As part of the 25-year agreement, for a year and half, Reykjavik will generate 20MW, according to the PPA. Details will be clearly defined in the supplemental agreements to be signed within the coming three months, according to Mihiret. By 2016, the capacity is projected to be 100MW and reach 500MW by 2020, completing the first phase of the project.

The US-Icelandic company, on the other hand, is more concerned with potential delays at customs, according to Nejib. “We understand the first phase will be particularly risky,” he told Fortune. Financing for the overall project will come from equity financing, accounting for 25pc of the total, while the rest will be through debt financing, Nejib disclosed.

The American Capital Corporation (ACC) -one of the largest independent mortgage brokers in California- could provide up to 200 million dollars. “We are on the right track with them,” said Nejib.

The Development Bank of Canada, the Obama Power Initiative, as well as private entities in North America, have shown interest in financing the project, according to Aba Biya. The company, whose production downtime is only two weeks within a year according to Nejib, is expected to begin building the first phase by 2015, when it aims to have secured financing.

The company has secured an exploration license for an area covering about 6,500 sqkm. With steam temperature reaching up to 350 degrees Celsius, the area where Corbetti geothermal project is located has a potential of 500MW to 1,000MW, according to the company.

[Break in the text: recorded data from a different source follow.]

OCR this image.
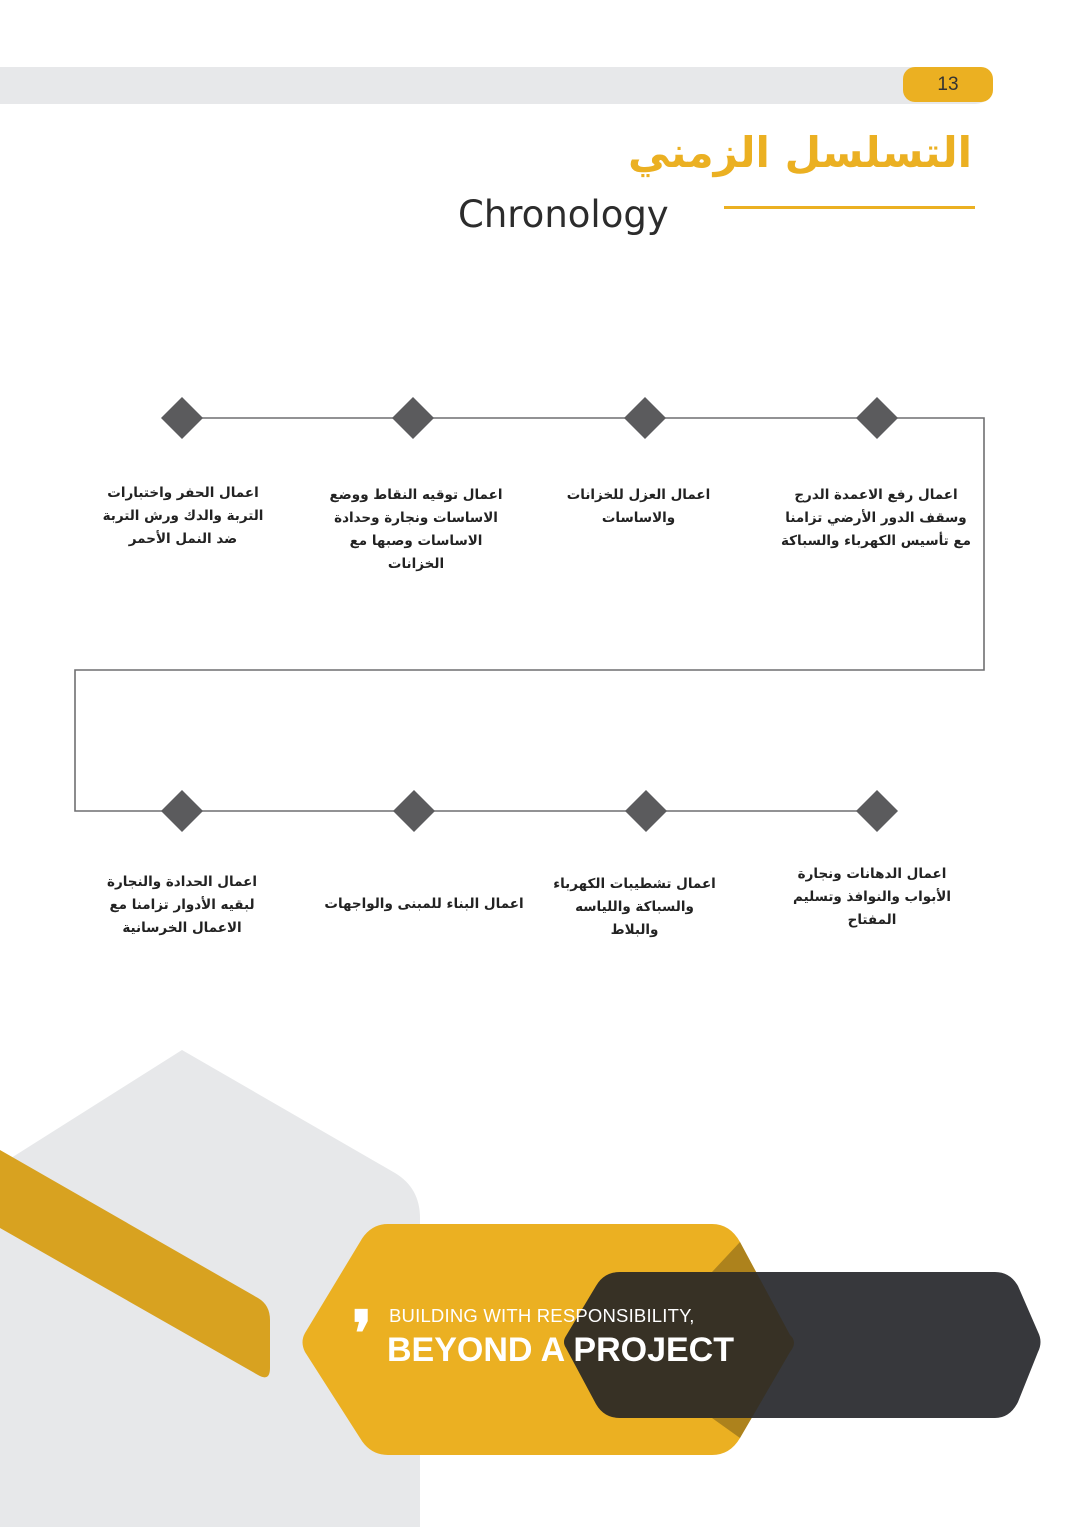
13
التسلسل الزمني
Chronology
اعمال رفع الاعمدة الدرج وسقف الدور الأرضي تزامنا مع تأسيس الكهرباء والسباكة
اعمال العزل للخزانات والاساسات
اعمال توقيه النقاط ووضع الاساسات ونجارة وحدادة الاساسات وصبها مع الخزانات
اعمال الحفر واختبارات التربة والدك ورش التربة ضد النمل الأحمر
اعمال الدهانات ونجارة الأبواب والنوافذ وتسليم المفتاح
اعمال تشطيبات الكهرباء والسباكة واللياسه والبلاط
اعمال البناء للمبنى والواجهات
اعمال الحدادة والنجارة لبقيه الأدوار تزامنا مع الاعمال الخرسانية
❜ BUILDING WITH RESPONSIBILITY,
BEYOND A PROJECT
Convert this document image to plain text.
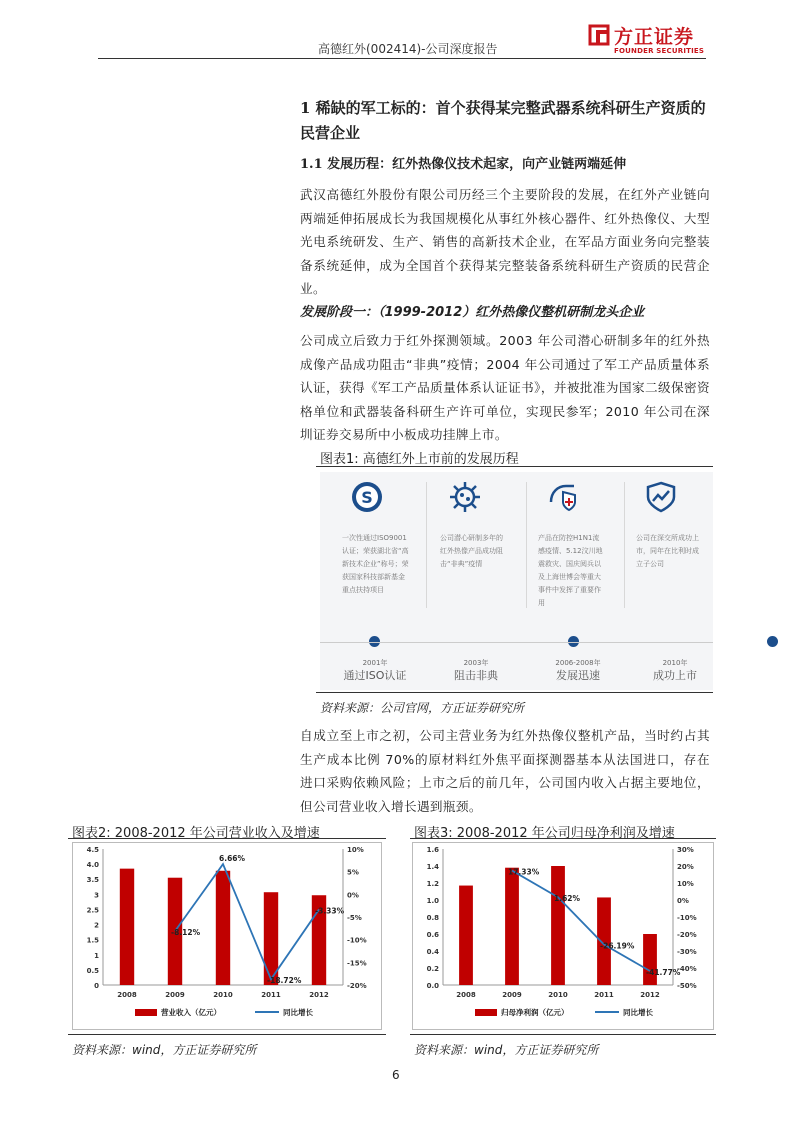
高德红外(002414)-公司深度报告
方正证券
FOUNDER SECURITIES
1 稀缺的军工标的：首个获得某完整武器系统科研生产资质的民营企业
1.1 发展历程：红外热像仪技术起家，向产业链两端延伸
武汉高德红外股份有限公司历经三个主要阶段的发展，在红外产业链向两端延伸拓展成长为我国规模化从事红外核心器件、红外热像仪、大型光电系统研发、生产、销售的高新技术企业，在军品方面业务向完整装备系统延伸，成为全国首个获得某完整装备系统科研生产资质的民营企业。
发展阶段一：（1999-2012）红外热像仪整机研制龙头企业
公司成立后致力于红外探测领域。2003 年公司潜心研制多年的红外热成像产品成功阻击“非典”疫情；2004 年公司通过了军工产品质量体系认证，获得《军工产品质量体系认证证书》，并被批准为国家二级保密资格单位和武器装备科研生产许可单位，实现民参军；2010 年公司在深圳证券交易所中小板成功挂牌上市。
图表1: 高德红外上市前的发展历程
S
一次性通过ISO9001认证；荣获湖北省“高新技术企业”称号；荣获国家科技部新基金重点扶持项目
2001年
通过ISO认证
公司潜心研制多年的红外热像产品成功阻击“非典”疫情
2003年
阻击非典
产品在防控H1N1流感疫情、5.12汶川地震救灾、国庆阅兵以及上海世博会等重大事件中发挥了重要作用
2006-2008年
发展迅速
公司在深交所成功上市，同年在比利时成立子公司
2010年
成功上市
资料来源：公司官网，方正证券研究所
自成立至上市之初，公司主营业务为红外热像仪整机产品，当时约占其生产成本比例 70%的原材料红外焦平面探测器基本从法国进口，存在进口采购依赖风险；上市之后的前几年，公司国内收入占据主要地位，但公司营业收入增长遇到瓶颈。
图表2: 2008-2012 年公司营业收入及增速
0
0.5
1
1.5
2
2.5
3
3.5
4.0
4.5
-20%
-15%
-10%
-5%
0%
5%
10%
2008	2009	2010	2011	2012
-8.12%
6.66%
-18.72%
-3.33%
营业收入（亿元）	同比增长
资料来源：wind，方正证券研究所
图表3: 2008-2012 年公司归母净利润及增速
0.0
0.2
0.4
0.6
0.8
1.0
1.2
1.4
1.6
-50%
-40%
-30%
-20%
-10%
0%
10%
20%
30%
2008	2009	2010	2011	2012
17.33%
1.62%
-26.19%
-41.77%
归母净利润（亿元）	同比增长
资料来源：wind，方正证券研究所
6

A directive that details tariff prices based on type of energy produced – wind, solar, hydro, geothermal – is soon to be issued and is expected to be approved, according to Mihiret. In the meantime, the current tariff was determined based on the country’s experience in selling to neighbouring Djibouti, and experiences of other countries that purchase electricity. Ethiopia, which supplies about 80pc of Djibouti’s electricity demand, sells a kWh of electricity for 0.07 dollars.